Ainda são incertos os reflexos da trégua na guerra comercial entre a China e os Estados Unidos para o Brasil e o comércio internacional. Na última segunda-feira (1), Donald Trump e Xi Jinping hastearam bandeira branca por 90 dias.

Até 1º de março, os EUA prometeram não elevar para 25% as taxas sobre US$ 200 bilhões em produtos, enquanto os chineses se comprometeram a reabrir as portas para produtos norte-americanos, principalmente do agronegócio.

Exportação brasileira de soja deve bater recorde de 82,5 milhões de toneladas, afirma entidade

A escalada da guerra tarifária entre as duas superpotências econômicas não seria para bom para ninguém, afirmam os especialistas. Porém, ao Brasil, ao menos neste primeiro momento, foi bastante proveitoso.

As barreiras impostas à soja norte-americana fizeram a exportação nacional crescer. A Associação Nacional dos Exportadores de Cereais (Anec) estima que a exportação de soja em 2018 alcance 82,5 milhões de toneladas, ante 68 milhões em 2017, tendo a China como principal destino.

“Mesmo que a China volte a comprar dos Estados Unidos, o melhor cenário para o Brasil em médio e longo prazo seria o fim dessa guerra”, afirma Lucas Ferraz, especialista em comércio internacional e professor da Escola de Economia da Fundação Getúlio Vargas (FGV).

Para ele, ter um concorrente direto na venda dos grãos é mais favorável ao Brasil do que as consequências de um possível agravamento nas relações entre os dois países e o enfraquecimento da economia em âmbito global.

“Essa análise de resultados positivos no curto prazo dificilmente se repete em longo prazo”, diz.

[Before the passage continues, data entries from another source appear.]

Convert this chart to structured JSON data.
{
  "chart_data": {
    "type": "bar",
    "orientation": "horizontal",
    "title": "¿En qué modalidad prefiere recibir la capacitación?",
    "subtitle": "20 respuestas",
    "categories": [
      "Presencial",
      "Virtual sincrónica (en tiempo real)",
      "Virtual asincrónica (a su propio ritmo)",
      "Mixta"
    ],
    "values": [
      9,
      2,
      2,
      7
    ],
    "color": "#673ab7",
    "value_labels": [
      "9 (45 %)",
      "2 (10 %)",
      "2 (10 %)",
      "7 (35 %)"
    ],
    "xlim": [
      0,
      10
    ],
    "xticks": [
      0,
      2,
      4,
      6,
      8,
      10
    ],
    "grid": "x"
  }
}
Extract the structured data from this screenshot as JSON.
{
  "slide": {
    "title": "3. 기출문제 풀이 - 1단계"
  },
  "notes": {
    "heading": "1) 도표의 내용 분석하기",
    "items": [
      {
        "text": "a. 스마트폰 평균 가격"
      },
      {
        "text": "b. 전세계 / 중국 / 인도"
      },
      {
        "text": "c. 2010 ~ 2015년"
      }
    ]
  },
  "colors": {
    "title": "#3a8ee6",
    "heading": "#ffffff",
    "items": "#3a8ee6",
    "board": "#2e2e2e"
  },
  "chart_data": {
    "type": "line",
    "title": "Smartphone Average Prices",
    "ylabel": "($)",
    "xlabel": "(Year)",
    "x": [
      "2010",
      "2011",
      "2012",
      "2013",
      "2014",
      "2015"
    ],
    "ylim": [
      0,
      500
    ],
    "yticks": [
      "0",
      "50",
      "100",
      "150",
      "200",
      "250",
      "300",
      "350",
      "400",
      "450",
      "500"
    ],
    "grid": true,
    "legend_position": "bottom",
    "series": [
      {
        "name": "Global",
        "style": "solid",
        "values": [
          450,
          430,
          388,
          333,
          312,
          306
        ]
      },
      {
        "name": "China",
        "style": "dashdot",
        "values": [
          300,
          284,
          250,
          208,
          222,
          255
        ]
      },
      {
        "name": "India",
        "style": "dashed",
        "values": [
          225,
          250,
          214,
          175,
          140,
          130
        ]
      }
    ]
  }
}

Também reconhecendo os avanços na exportação brasileira neste período de briga entre EUA e China, Carlos Braga, professor de economia da Fundação Dom Cabral (FDC), diz que as vantagens deste primeiro momento seriam ofuscadas futuramente.

“As retaliações da China favorecem a soja brasileira, mas a nossa preocupação maior deve se com o fluxo no comércio internacional, não apenas com os chineses”, afirma.

90 dias de incertezas

Os anúncios mútuos de Donald Trump e Xi Jinping de unirem forças para entrar em um acordo para a questão não são encarados com otimismo pelos analistas. Para eles, há muitas variáveis em questão para que a situação tenha um desfecho positivo em apenas 90 dias.

O presidente dos Estados Unidos, Donald Trump (E), e seu homólogo chinês, Xi Jinping, em 2017 – AFP/Arquivos

“Se fala muito na abertura do mercado chinês para produtos americanos, mais as questões de propriedade intelectual e espionagem. É improvável que essas coisas aconteçam, a China não vai mudar sua política de comércio em três meses”, diz o professor da FGV.

Além da mudança de todo um sistema que levou décadas para se montar, Ferraz destaca que o país asiático é membro da Organização Mundial do Comércio (OMC) e, caso abra as exceções para os produtos norte-americanos, também teria que fazer o mesmo aos outros membros da entidade.

“Isso torna ainda mais improvável essa abertura do comércio apenas aos Estados Unidos.”